Three young men from Tennessee face serious federal charges in California after allegedly carrying out a violent, multi-city robbery spree targeting cryptocurrency owners. The case highlights the escalating real-world dangers facing crypto investors as criminals shift from digital hacks to physical coercion. According to the U.S. Department of Justice, a federal grand jury in the Northern District of California indicted Elijah Armstrong (21), Nino Chindavanh (21), and Jayden Rucker (25) on charges including Conspiracy to Commit Hobbs Act Robbery, Conspiracy to Commit Kidnapping, Attempted Hobbs Act Robbery, and Attempted Kidnapping.
The group allegedly traveled from Tennessee to California to specifically target individuals holding large amounts of cryptocurrency. They posed as delivery workers to gain entry into homes across San Francisco, San Jose, Sunnyvale, and Los Angeles. Once inside, they reportedly used firearms, duct tape, and zip ties to restrain and assault victims, forcing them to transfer crypto under threat. In one incident, a victim was held at gunpoint and compelled to log into his accounts, resulting in the transfer of approximately $6.5 million to wallets controlled by the suspects.
U.S. Attorney Craig H. Missakian called the alleged scheme brazen, violent, and dangerous, noting that the men terrorized their victims in the hopes of stealing vast sums of cryptocurrency. The FBI emphasized strong multi-agency coordination in the investigation.
Case Timeline
- December 22, 2025: Nino Chindavanh arrested in Sunnyvale.
- December 31, 2025: Elijah Armstrong and Jayden Rucker arrested in Los Angeles.
- March 31, 2026: Federal indictment returned.
- April 14, 2026: Chindavanh’s initial court appearance.
- May 12, 2026: Armstrong and Rucker appear in federal court.
All three remain in custody. Conviction on the top charges could mean up to 20 years per robbery count and potential life imprisonment for kidnapping conspiracy.
Rise of Wrench Attacks
This California case is part of a worrying global trend known as wrench attacks, where criminals use physical violence, threats, or kidnapping to bypass digital security. Such incidents have surged sharply in recent years. In 2025, there were around 70 to 72 confirmed cases worldwide, with losses exceeding $40 million. Early 2026 has already seen 34 verified incidents in just four months, resulting in approximately $101 million in losses.

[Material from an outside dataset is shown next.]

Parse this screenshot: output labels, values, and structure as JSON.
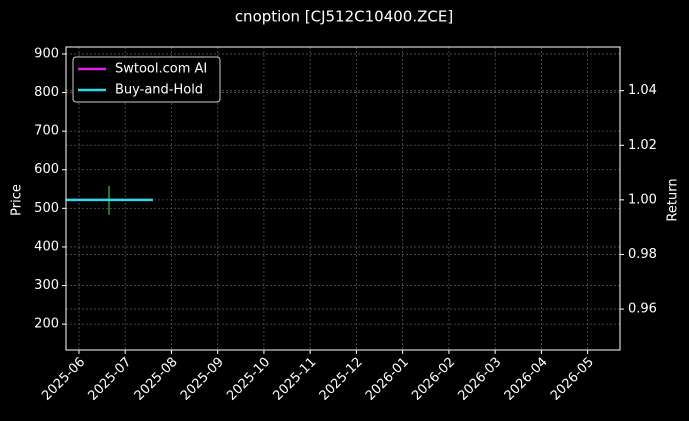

High-profile examples include a crypto trader reportedly robbed of $24 million in a violent physical attack involving abduction and threats. Another case in the UK involved a man and his wife being held at gunpoint while thieves stole Bitcoin worth millions after reviewing their CCTV footage. These attacks exploit the fact that even the strongest hardware wallets and multisig setups become useless once an attacker controls the victim physically. As Bitcoin and other assets hit new highs, the incentive for such crimes continues to grow.
Practical Steps Crypto Investors Should Take
- Layer Your Security Physically: Use multisig wallets with keys stored in separate, secure locations. Keep hardware wallets off-site or in hidden safes rather than easily accessible spots at home.
- Prepare for Duress Situations: Set up believable decoy wallets with smaller, realistic balances. Some hardware solutions offer trick PINs that open limited accounts while silently alerting contacts or authorities.
- Upgrade Home and Personal Opsec: Install video doorbells, reinforced entry points, window sensors, and monitored alarms with silent panic features. Always verify unexpected deliveries and avoid opening doors to strangers without confirmation.
- Control Visibility: Refrain from posting about crypto gains, luxury items, or daily routines on social media. Minimize linking your real-world identity to large on-chain holdings.
- Create an Emergency Protocol: Agree on a family duress code word and trusted contact system. High-net-worth holders may also explore specialized insurance covering physical crypto threats.